The idea of the comic book geek and the gaming geek is already a bit obsolescent. It reminds me of the tabloid press's habit of talking about "motorists" as if they were an obscure, specialist, sub-clan. Doesn't everyone drive a motor-car nowadays? Doesn't everyone have at least a couple of arcade games on their mobile phones? 
There was a bit of fuss in the newspapers because some art-house directors said that super-hero movies were not proper cinema; which is kind of true. If proper cinema is the kind of cinema that is shown in art houses then superhero movies are not movies of that kind. What interested me was that the art-house directors had all seen enough Marvel Movies to know that they didn't like them. Even a decade ago, the idea that anyone outside a tiny-little comic-book bubble would know who Thanos or Ant-Man even were would have been inconceivable. We've gone in half a lifetime from a world where comic-books were found on spinners in dark corners of disreputable newsagents to one where obscure third-wave Kirby titles are getting big-screen incarnations; where the Prime Minister can reference the Incredible Hulk and expect to be understood. I still find it strange that ordinary mainstream human beings know who Spider-Man is. By 2021 we can expect to hear expressions like "the Fourth Host" and "the Boom Tube" referenced in Guardian op eds. 

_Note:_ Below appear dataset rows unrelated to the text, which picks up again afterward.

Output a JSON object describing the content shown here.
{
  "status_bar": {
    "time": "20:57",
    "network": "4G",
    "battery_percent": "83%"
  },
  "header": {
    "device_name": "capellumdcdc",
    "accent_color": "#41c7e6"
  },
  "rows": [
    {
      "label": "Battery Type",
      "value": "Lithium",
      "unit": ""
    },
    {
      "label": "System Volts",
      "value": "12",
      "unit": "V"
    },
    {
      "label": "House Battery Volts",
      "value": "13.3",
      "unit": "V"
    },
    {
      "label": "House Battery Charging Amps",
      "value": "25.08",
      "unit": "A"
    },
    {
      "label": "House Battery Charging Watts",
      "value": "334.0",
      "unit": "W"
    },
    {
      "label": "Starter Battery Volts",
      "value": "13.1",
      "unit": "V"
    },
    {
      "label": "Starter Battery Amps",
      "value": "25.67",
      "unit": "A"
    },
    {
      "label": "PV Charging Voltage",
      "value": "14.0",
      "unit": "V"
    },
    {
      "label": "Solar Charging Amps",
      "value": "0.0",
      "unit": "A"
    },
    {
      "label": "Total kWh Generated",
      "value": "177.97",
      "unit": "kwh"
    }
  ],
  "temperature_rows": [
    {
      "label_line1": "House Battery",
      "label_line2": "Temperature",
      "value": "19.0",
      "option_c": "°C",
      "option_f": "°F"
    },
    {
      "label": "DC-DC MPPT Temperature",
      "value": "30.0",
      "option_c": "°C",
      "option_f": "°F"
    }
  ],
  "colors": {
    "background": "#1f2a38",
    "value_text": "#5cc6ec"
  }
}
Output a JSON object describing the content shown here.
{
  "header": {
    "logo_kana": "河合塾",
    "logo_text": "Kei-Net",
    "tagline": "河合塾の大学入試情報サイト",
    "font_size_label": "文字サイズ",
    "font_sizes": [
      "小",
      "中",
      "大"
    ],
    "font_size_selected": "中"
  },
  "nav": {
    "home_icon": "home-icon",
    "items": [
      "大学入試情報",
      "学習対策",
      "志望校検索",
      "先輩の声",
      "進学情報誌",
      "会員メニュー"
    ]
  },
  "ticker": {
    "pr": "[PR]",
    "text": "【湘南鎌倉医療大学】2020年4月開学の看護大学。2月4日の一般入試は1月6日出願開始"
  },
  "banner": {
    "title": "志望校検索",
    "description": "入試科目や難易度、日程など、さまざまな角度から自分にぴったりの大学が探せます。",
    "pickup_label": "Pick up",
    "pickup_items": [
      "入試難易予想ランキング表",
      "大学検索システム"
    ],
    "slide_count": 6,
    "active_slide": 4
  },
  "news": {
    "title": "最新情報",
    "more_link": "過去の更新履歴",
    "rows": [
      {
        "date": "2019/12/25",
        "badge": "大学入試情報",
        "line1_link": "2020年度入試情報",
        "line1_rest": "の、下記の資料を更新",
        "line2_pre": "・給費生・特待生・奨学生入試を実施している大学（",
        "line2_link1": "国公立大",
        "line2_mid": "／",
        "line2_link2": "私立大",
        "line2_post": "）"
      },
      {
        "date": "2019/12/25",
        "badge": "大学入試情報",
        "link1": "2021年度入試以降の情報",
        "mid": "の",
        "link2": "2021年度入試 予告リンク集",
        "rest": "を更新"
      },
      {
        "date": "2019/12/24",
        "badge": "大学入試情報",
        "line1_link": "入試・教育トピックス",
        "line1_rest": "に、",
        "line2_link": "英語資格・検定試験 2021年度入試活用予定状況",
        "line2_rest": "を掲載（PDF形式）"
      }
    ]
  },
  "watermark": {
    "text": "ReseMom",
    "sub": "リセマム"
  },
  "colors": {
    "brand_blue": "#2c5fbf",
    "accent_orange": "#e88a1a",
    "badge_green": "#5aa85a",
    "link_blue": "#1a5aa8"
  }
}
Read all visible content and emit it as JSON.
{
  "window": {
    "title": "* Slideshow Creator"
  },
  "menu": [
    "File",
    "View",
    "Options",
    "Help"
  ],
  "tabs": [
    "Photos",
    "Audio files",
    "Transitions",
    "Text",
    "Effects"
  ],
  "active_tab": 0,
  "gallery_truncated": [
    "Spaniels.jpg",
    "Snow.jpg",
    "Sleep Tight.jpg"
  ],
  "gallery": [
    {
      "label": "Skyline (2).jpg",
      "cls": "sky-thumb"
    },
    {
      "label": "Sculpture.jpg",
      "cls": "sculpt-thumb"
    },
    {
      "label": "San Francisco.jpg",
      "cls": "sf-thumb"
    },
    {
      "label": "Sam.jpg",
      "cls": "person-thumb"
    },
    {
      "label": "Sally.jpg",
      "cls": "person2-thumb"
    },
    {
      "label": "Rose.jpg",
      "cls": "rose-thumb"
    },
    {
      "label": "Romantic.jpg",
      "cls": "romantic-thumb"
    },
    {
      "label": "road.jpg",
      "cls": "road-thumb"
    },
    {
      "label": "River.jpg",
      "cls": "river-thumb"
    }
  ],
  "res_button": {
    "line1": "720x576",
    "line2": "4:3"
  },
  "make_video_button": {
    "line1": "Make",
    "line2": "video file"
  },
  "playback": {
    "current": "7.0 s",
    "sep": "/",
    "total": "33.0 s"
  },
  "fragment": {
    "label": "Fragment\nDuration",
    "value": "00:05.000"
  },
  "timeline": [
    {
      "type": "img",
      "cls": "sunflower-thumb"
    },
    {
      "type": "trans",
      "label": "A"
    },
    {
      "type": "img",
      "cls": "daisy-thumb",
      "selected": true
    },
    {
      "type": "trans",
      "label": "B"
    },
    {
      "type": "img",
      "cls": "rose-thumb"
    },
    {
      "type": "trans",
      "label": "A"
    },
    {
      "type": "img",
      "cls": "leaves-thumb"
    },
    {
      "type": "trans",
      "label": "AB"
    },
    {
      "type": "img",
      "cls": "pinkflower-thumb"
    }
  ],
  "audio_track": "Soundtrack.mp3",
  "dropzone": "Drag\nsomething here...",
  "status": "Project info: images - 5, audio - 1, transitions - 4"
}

There is a comic called the Superhero Tots, or some such. As a result even my little god-daughter knows who Darksied and Granny Goodness are. 


I spent the whole of 1978 in a dark cinema watching Star Wars. I may have come out long enough to see some of Blake's Seven in black and white. If Punk Rock and Youth Rebellion were breaking out in the street outside I was completely unaware of them. While my contemporaries were marching through Trafalgar Square trying to free Nelson Mandela I was riding down the Spinward Marches trying to free Princess Some-Name-I-Have-Forgotten from the lair of Some-Monster-Whose-Name-I-Cannot-At-This-Juncture-Recall. 
Truthfully, this doesn't do full justice to the horror. In my Punk Years I was actually listening to the Wombles and watching the Val Doonican Show on a black and white TV huddled round a metallic brick filled storage heater. 
And the Black and White Minstrels. It was the 1970s. Everyone watched the Black and White Minstrels. 
Most people imagine that everyone in the world is cooler than they are. Even as grown-ups we imagine that everyone else in the office spent the weekend drinking cocktails and listening to experimental jazz, when all they did was hoover the dining room and watch Strictly Bake-Off on I-Player. As a schoolboy I devoutly believed that I was the only person in my class who didn't spend his weekend drinking cans of lager, vandalizing phone boxes, joy-riding motorbikes and doing the mysterious sex-thing with the equally mysterious girl-things. It was certainly true that some of my peers went to the park by themselves and played football. (This was before paedophiles.) But I am sure their weekends really consisted of television and church and grandparents, just like mine. One famously delinquent boy in my class who had a skinhead hair cut, a pierced ear and the unique accolade of having been caned by the headmaster, let slip into a conversation that he attended the Boy Scouts. "But it happens to be the hardest Boy Scout troupe in Barnet" he assured us.


I listened to a Wombles LP a few months ago. It's really very good indeed. I doubt if the Sex Pistols have aged as well.